Hives for Lives Competes in @15 Community Impact Challenge

Posted in: Our Clients
Author: Kira Loretto

hivesforlives

When George Bernard Shaw said, “Youth is wasted on the young,” he couldn’t possibly have imagined the likes of Molly and Carly Houlalan, two teenage girls who are generating quite the buzz, literally. The Devon, Pennsylvania sisters are the masterminds behind Hives for Lives, a social enterprise that jars and sells honey and other bee products to raise money for cancer research. The girls founded Hives for Lives in 2004, in honor of their grandfather who lost a battle with esophageal cancer. Since then, they have remained dedicated to the cause and their work has paid off, as now we are happy to announce that Hives for Lives has been selected as one of fifteen finalists in the @15 Community Impact Challenge.

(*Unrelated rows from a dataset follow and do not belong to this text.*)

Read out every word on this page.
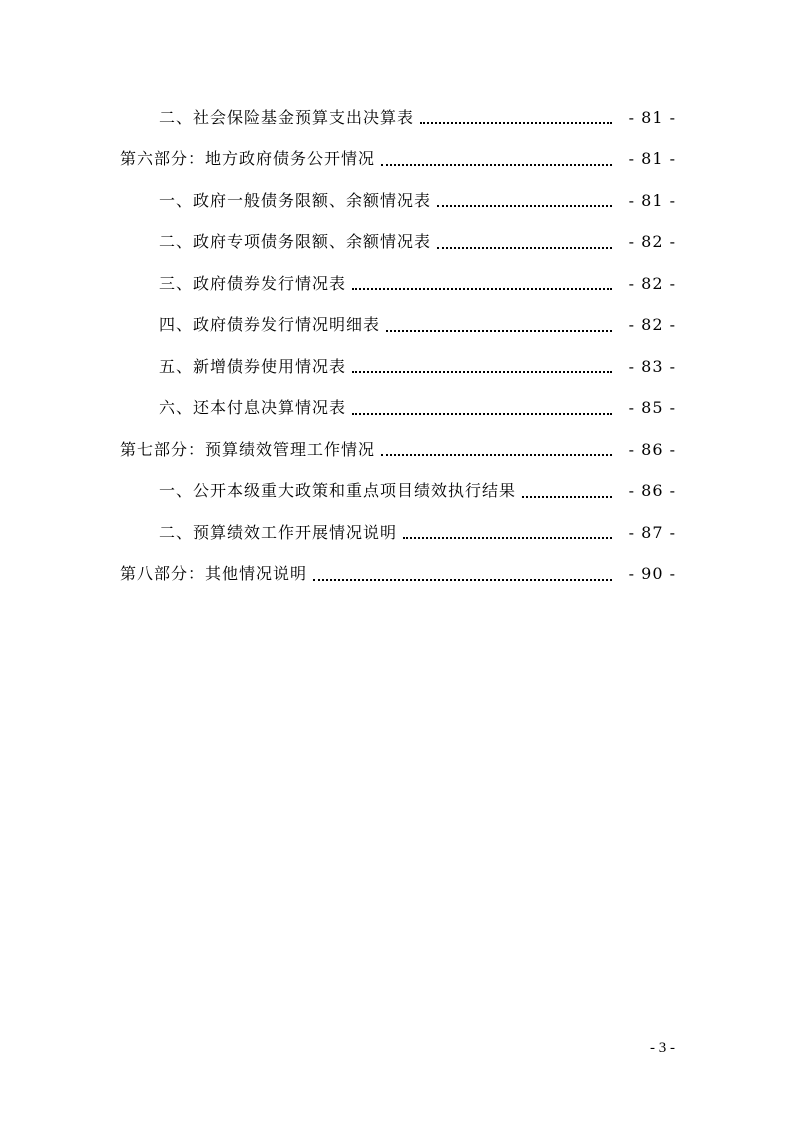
二、社会保险基金预算支出决算表	- 81 -
第六部分：地方政府债务公开情况	- 81 -
一、政府一般债务限额、余额情况表	- 81 -
二、政府专项债务限额、余额情况表	- 82 -
三、政府债券发行情况表	- 82 -
四、政府债券发行情况明细表	- 82 -
五、新增债券使用情况表	- 83 -
六、还本付息决算情况表	- 85 -
第七部分：预算绩效管理工作情况	- 86 -
一、公开本级重大政策和重点项目绩效执行结果	- 86 -
二、预算绩效工作开展情况说明	- 87 -
第八部分：其他情况说明	- 90 -
- 3 -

The national competition, sponsored by Ashoka’s Youth Venture and presented by the Best Buy Children’s Foundation, recognizes and supports youth-led organizations making a difference in their communities. The young social entrepreneur finalists were selected for their potential for community impact and long-term sustainability. Grants of up to $5,000 will be awarded to the finalists who receive the most votes on the challenges website. If it wins, Hives for Lives will use the prize money to build new hives at the Elmwood Park Zoo in Norristown, Pa., to help grow their business and educate children about bees.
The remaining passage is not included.